KUPANG, || Bank Indonesia terus menunjukkan komitmennya dalam memperkuat literasi keuangan dan digitalisasi ekonomi di Nusa Tenggara Timur. Melalui Kantor Perwakilan Bank Indonesia (KPw BI) Provinsi NTT, sinergi lintas sektor kembali diperlihatkan pada malam puncak Katong Manise x QRIStreet Festival 2025, Sabtu (1/11/2025), di Kupang.
Dalam momentum tersebut, Kepala Dinas Pendidikan Provinsi NTT, Ambrosius Kodo, S.Sos., M.M., secara resmi meluncurkan Modul Kokurikuler Cinta, Bangga, dan Paham (CBP) Rupiah untuk pelajar SMA/SMK dan SLB se-Provinsi NTT. Program ini merupakan hasil kerja sama antara Dinas Pendidikan Provinsi NTT dan KPw BI Provinsi Nusa Tenggara Timur sebagai upaya menanamkan nilai cinta dan kebanggaan terhadap Rupiah sejak dini.
Peluncuran modul ini ditandai dengan penyerahan buku CBP Rupiah dari Deputi Kepala Perwakilan Bank Indonesia Provinsi NTT, Didiet Aditya, dan penyerahan Surat Keputusan Implementasi Modul Kokurikuler CBP Rupiah oleh Ambrosius Kodo.
“Implementasi modul kokurikuler CBP Rupiah ini merupakan bukti kolaborasi nyata Dinas Pendidikan dan Bank Indonesia dalam mendorong literasi pelajar, khususnya terkait CBP Rupiah.
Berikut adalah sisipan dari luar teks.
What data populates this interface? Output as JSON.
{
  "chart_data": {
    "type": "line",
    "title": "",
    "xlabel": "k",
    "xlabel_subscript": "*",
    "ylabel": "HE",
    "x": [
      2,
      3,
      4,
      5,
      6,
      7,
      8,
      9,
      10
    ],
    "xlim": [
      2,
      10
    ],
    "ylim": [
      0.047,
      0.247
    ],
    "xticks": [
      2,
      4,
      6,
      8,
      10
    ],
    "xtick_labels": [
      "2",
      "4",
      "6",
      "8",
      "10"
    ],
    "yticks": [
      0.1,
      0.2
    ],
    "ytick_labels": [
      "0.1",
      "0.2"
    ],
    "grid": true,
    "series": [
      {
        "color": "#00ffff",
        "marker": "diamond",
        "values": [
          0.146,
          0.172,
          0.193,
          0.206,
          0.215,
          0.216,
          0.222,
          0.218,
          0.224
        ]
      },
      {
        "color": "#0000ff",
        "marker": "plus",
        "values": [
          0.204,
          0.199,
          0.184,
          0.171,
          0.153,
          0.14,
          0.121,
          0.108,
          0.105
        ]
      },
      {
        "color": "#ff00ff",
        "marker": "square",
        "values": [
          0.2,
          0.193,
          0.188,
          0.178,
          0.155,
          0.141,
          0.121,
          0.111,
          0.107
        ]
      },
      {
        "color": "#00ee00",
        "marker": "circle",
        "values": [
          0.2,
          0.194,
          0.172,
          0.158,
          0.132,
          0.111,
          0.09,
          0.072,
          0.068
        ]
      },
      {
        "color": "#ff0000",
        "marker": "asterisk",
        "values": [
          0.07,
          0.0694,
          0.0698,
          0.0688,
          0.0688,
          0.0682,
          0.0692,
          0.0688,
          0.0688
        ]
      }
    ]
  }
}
Contoh simpel yang selalu saya tunjukkan yakni menggunakan dompet panjang untuk menjaga kondisi fisik uang Rupiah agar tidak lusuh dan terlipat, sebagai bagian dari cinta kita kepada Rupiah. Setiap lembar Rupiah merupakan hasil keringat kita yang mesti kita hargai,” ujar Ambrosius dalam sambutannya.
Ia menambahkan, “Banyak gambar pahlawan yang dicantumkan dalam mata uang Rupiah kita. Kalau bukan kita sendiri yang bangga dan paham terhadap mata uang sendiri, maka siapa lagi? Rupiah adalah simbol kedaulatan negara yang hanya dimiliki oleh negara yang merdeka.”
Dalam kesempatan yang sama, Bank Indonesia juga mengumumkan 10 Duta Rupiah Flobamorata 2025–2026, yang akan bertugas mengedukasi masyarakat NTT tentang pentingnya mengenal, memahami, dan menjaga Rupiah.
Kesepuluh duta ini merupakan hasil seleksi ketat dari 121 peserta yang telah mengikuti pembelajaran intensif selama dua hari.
“Kami mengucapkan selamat kepada para duta terpilih, juga selamat kepada seluruh peserta seleksi. Semoga ilmu yang didapat selama pembelajaran dapat menjadi bekal pengembangan diri ke depan,” kata Didiet Aditya, Deputi Kepala Perwakilan BI NTT.
Dalam kesempatan itu, Didiet juga menyampaikan apresiasi kepada Pemerintah Provinsi NTT, Dinas Pendidikan dan Kebudayaan Provinsi NTT, serta para guru yang sangat responsif dan suportif dalam proses penyusunan hingga persetujuan modul CBP Rupiah. Ia juga memberikan apresiasi kepada seluruh pihak yang turut mendukung kegiatan besar ini: tim Takuju Market, Bank Mandiri Cabang Kupang, Swiss-Belcourt Kupang, perbankan di Kota Kupang, para peserta lomba dari SD hingga mahasiswa, PMI Provinsi NTT (dalam kegiatan donor darah 31 Oktober 2025), serta seluruh mitra lain yang berkontribusi.
Kegiatan QRIStreet Festival dan Takuju Market Volume 4 masih akan berlangsung hingga 7 November 2025, menghadirkan berbagai aktivitas kreatif dan edukatif bagi masyarakat.
Dengan semangat mendorong kreativitas, digitalisasi, dan pertumbuhan ekonomi lokal, KPw BI Provinsi NTT menegaskan komitmennya untuk terus bersinergi dengan seluruh mitra kerja dalam meningkatkan kesadaran masyarakat akan pentingnya Cinta, Bangga, dan Paham Rupiah. Di saat yang sama, BI juga terus mengedukasi masyarakat untuk beralih pada transaksi non-tunai yang cepat, mudah, murah, aman, dan andal guna mendukung ekosistem ekonomi digital di Bumi Flobamorata.